Publication year - 2007
Publication title -
biometrics
Language(s) - English
Resource type - Journals
SCImago Journal Rank - 2.298
H-Index - 130
eISSN - 1541-0420
pISSN - 0006-341X
DOI - 10.1111/j.1541-0420.2007.00818.x
Subject(s) - missing data , imputation (statistics) , covariate , joint probability distribution , statistics , marginal model , hierarchical database model , linear regression , regression analysis , multilevel model , mathematics , linear model , transformation (genetics) , computer science , data mining , biochemistry , chemistry , gene
Summary The development of model‐based methods for incomplete data has been a seminal contribution to statistical practice. Under the assumption of ignorable missingness, one estimates the joint distribution of the complete data for θ∈Θ from the incomplete or observed data y obs . Many interesting models involve one‐to‐one transformations of θ. For example, with y i ∼ N (μ, Σ) for i = 1, … , n and θ= (μ, Σ) , an ordinary least squares (OLS) regression model is a one‐to‐one transformation of θ. Inferences based on such a transformation are equivalent to inferences based on OLS using data multiply imputed from f ( y mis | y obs , θ) for missing y mis . Thus, identification of θ from y obs is equivalent to identification of the regression model. In this article, we consider a model for two‐level data with continuous outcomes where the observations within each cluster are dependent. The parameters of the hierarchical linear model (HLM) of interest, however, lie in a subspace of Θ in general.
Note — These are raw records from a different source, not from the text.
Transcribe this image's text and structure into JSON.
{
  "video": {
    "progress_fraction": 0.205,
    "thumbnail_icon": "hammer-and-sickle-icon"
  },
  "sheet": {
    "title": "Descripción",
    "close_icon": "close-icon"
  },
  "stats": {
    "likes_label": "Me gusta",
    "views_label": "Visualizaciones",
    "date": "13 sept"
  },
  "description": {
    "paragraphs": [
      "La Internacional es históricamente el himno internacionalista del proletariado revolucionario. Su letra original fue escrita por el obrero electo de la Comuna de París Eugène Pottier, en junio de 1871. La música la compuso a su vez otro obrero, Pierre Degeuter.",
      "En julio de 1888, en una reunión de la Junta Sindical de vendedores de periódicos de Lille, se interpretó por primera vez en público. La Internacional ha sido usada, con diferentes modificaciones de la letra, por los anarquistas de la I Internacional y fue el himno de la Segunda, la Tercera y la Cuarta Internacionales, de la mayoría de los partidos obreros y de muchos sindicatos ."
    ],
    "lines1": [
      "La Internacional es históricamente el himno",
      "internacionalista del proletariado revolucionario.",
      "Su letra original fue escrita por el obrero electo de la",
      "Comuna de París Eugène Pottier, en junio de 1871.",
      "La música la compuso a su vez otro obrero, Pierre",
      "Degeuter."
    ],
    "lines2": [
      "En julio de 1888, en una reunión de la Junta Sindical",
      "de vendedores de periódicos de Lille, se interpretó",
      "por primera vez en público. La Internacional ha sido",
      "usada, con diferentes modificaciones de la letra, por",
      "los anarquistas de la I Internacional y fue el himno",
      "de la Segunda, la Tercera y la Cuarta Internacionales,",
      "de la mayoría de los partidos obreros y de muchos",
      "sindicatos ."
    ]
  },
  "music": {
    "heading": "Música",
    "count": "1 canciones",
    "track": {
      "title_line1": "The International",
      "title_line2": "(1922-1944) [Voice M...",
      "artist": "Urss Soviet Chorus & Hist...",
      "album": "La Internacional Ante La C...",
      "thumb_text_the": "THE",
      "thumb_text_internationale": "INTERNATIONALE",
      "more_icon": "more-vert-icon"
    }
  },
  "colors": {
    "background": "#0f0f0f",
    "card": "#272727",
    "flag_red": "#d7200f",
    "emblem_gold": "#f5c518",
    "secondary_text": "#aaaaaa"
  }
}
This identification of the joint distribution overidentifies the HLM. We show how to characterize the joint distribution so that its parameters are a one‐to‐one transformation of the parameters of the HLM. This leads to efficient estimation of the HLM from incomplete data using either the transformation method or the method of multiple imputation. The approach allows outcomes and covariates to be missing at either of the two levels, and the HLM of interest can involve the regression of any subset of variables on a disjoint subset of variables conceived as covariates.